Bitmask Dynamic Programming (Bitmask DP) is a technique used to solve problems where the state of a system can be represented by a small set of binary flags. By using an integer's bits to store boolean information—where each bit corresponds to a specific element's status—we can compactly represent and manipulate complex configurations.
Core Concepts
The fundamental idea is to map a seqeunce of boolean states into an integer. For instance, if you have a row of $n$ cells, the state of whether each cell is "occupied" (1) or "empty" (0) can be represented by an integer in the range $[0, 2^n - 1]$. This approach is highly effective when $n$ is small (typically $n \le 20$), as the exponential growth of state space ($2^n$) quick becomes unmanageable for larger constraints.
Illustrative Problem: Non-Attacking Rooks
Given an $n \times n$ chessboard with certain restricted cells, determine the number of ways to place $n$ non-attacking rooks. Since each row and column can contain only one rook, we can represent the configuration by tracking which columns are already occupied using a bitmask.
#include <iostream>
#include <vector>
using namespace std;
typedef long long ll;
ll solve_rooks() {
int n, m;
cin >> n >> m;
vector<int> restricted(n + 1, 0);
for (int i = 0; i < m; ++i) {
int r, c;
cin >> r >> c;
restricted[r] |= (1 << (c - 1));
}
vector<ll> dp(1 << n, 0);
dp[0] = 1;
for (int mask = 0; mask < (1 << n) - 1; ++mask) {
int row = __builtin_popcount(mask) + 1;
for (int col = 0; col < n; ++col) {
if (!(mask & (1 << col)) && !(restricted[row] & (1 << col))) {
dp[mask | (1 << col)] += dp[mask];
}
}
}
return dp[(1 << n) - 1];
}
Common Techniques
- State Pre-processing: For problems like "Kings" (where neighbors cannot be adjacent), pre-calculate all valid configurations for a single row to prune the state space.
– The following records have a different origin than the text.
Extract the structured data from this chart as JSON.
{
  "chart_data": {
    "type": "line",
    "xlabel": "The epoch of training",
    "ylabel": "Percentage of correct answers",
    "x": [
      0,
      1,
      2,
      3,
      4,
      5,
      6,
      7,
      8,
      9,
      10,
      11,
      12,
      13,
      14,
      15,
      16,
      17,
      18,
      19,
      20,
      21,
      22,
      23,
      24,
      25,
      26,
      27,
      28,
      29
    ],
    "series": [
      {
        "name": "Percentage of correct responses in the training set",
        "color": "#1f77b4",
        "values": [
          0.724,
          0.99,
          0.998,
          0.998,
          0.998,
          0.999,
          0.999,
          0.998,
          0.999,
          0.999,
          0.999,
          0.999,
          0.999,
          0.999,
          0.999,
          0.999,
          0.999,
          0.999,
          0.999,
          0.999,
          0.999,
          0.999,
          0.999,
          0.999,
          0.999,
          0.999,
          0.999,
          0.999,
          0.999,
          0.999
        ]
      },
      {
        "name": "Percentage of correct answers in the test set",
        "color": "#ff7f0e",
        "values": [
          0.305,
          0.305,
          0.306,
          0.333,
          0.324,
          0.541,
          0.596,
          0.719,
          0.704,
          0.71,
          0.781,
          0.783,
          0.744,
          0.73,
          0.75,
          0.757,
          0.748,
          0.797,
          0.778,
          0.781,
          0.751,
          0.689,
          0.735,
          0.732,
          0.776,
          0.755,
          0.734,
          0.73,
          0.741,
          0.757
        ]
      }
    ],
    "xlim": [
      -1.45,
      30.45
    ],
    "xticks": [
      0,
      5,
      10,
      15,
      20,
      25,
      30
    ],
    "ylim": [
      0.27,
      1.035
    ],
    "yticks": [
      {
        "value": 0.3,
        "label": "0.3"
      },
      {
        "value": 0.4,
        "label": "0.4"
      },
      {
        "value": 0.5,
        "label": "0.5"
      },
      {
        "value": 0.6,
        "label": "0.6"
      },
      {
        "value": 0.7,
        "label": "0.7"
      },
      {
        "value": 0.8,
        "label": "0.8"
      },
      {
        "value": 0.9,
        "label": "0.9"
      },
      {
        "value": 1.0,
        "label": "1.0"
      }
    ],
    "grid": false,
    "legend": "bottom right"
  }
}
- Transition Constraints: When transitioning between rows (e.g., in grid-based problems), use bitwise operators such as
(maskA & maskB) == 0to ensure vertical adjacency rules are respected. - Ring-Buffer Mapping: For circular dependencies, you can iterate over the possible states of the first position and fix it, effectively "unrolling" the ring into a linear structure.
Advanced Pattern: The "Angry Birds" Approach
In problems involving covering elements with sets (like parabolas hitting pigs), identify all possible "covering patterns" beforehand. Represent each pattern as an integer mask. The transition then becomes: dp[mask | pattern] = min(dp[mask | pattern], dp[mask] + 1). This transforms the problem into a variation of the Set Cover problem, solvable in $O(2^n \cdot n^2)$ or similar complexities.